After being The Bachelorette three years ago, Rachel Lindsay's life has drastically changed. In addition to getting married and family planning, the reality show star has made many appearances for the franchise that started it all. But tonight was different. Speaking about internet hate, she led The Bachelor cast in a discussion about bullying on "Women Tell All," and it is one of the most important conversations I've ever seen since the series first aired in 2002.
For a show that centers around love, the contestants face a lot of hate. Chris Harrison started the serious conversation on the reunion special, saying, "There is a line that has been crossed, and it's time to address that."
Things got emotional as Rachel Lindsay took the Hot Seat to share with viewers some of what she, as well as other contestants in the franchise, face when their lives are thrust into the spotlight by entering the Bachelor universe.
“People have become so comfortable being mean," the 34-year-old confessed as she shared with the audience something that had never fully been addressed by the series — at least not in this capacity — before. “People have become empowered, thinking they can say certain things to us."
The former contestant went on to read some of the hate-filled messages she and other contestants have received on their social media posts and in their DMs.
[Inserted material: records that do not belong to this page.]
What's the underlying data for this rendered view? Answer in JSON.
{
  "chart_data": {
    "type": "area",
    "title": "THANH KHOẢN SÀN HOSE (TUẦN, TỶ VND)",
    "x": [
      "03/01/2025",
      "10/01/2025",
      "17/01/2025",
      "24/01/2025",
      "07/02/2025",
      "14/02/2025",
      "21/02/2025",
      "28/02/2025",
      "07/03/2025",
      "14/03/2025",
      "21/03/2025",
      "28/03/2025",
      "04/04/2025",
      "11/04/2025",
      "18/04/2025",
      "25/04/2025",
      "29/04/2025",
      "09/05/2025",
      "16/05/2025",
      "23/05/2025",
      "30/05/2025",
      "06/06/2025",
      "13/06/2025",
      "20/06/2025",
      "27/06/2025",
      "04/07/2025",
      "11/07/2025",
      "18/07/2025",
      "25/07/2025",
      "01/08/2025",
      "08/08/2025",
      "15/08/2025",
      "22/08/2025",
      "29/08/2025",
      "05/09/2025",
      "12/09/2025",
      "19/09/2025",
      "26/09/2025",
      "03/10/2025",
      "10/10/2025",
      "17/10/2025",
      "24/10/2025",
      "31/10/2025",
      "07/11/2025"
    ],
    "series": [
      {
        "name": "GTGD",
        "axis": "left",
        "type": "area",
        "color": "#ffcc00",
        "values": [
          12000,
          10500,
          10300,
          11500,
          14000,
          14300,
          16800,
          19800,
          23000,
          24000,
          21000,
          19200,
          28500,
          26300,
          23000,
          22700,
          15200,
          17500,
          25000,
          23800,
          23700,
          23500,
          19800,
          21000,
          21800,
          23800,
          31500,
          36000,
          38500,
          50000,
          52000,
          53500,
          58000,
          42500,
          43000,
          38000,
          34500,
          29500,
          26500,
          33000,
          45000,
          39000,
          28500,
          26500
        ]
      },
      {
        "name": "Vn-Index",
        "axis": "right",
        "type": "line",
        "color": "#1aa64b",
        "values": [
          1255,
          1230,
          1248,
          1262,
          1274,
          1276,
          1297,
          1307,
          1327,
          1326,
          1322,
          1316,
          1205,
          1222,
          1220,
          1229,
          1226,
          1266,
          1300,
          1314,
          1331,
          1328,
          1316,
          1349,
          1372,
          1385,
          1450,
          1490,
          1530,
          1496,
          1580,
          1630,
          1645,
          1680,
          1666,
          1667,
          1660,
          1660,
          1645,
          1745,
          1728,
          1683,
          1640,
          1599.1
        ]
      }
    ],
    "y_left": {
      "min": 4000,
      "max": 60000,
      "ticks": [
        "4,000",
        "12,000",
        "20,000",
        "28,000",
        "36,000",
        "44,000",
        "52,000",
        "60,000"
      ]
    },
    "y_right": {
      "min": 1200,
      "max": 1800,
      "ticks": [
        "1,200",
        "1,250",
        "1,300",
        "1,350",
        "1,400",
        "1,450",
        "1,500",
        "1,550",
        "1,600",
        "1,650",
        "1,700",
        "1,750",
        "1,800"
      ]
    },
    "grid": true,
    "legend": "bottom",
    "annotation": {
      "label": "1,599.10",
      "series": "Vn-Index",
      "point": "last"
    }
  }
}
She got extremely emotional and with tears streaming down her face said, "I'm shaking as I'm reading this. It's shocking."
As the first black woman chosen as the lead on The Bachelorette, Rachel sais she wants to lead the way to end the hate for future leads and contestants who join the cast. "When you're bullied for the way that you were born or the color of your skin," she said. "That's not a choice and that's something you can't change."
Chris Harrison then turned to the rest of the contestants and asked who among them had experienced hate. Every single woman in attendance raised their hands.
Tammy Ly, who was eliminated in Week 6, shared: "I was so afraid to even pick up my phone, because people were saying such nasty things to me. I was getting death threats [sent to] my work email."
Through tears, Sydney Hightower added: "None of us are perfect, but none of us deserve this."
While the conversation was hard, it was completely necessary — not only to raise awareness, but to build strength.
"A lot of the comments that I got right away off of the show was about my hair and my choice of being natural," Alexa Caves said, to which her fellow contestants chimed in on how much they loved her look. But then she added an empowering message: "I [also] had so much love come in, and it meant so much to get messages from people saying that it's important to have representation. I think that it means a lot more to me. The love, it is a lot louder. You just can't listen to that negativity."
While it was an unconventional "Women Tell All" episode, it might have been the best yet. Bring on more real emotions and strong women standing up for themselves, and each other, in 2020.
Tune in to the two-part finale of The Bachelor starting on Monday, March 9, and keep spreading love and support to everyone out there in Bachelor Nation and beyond.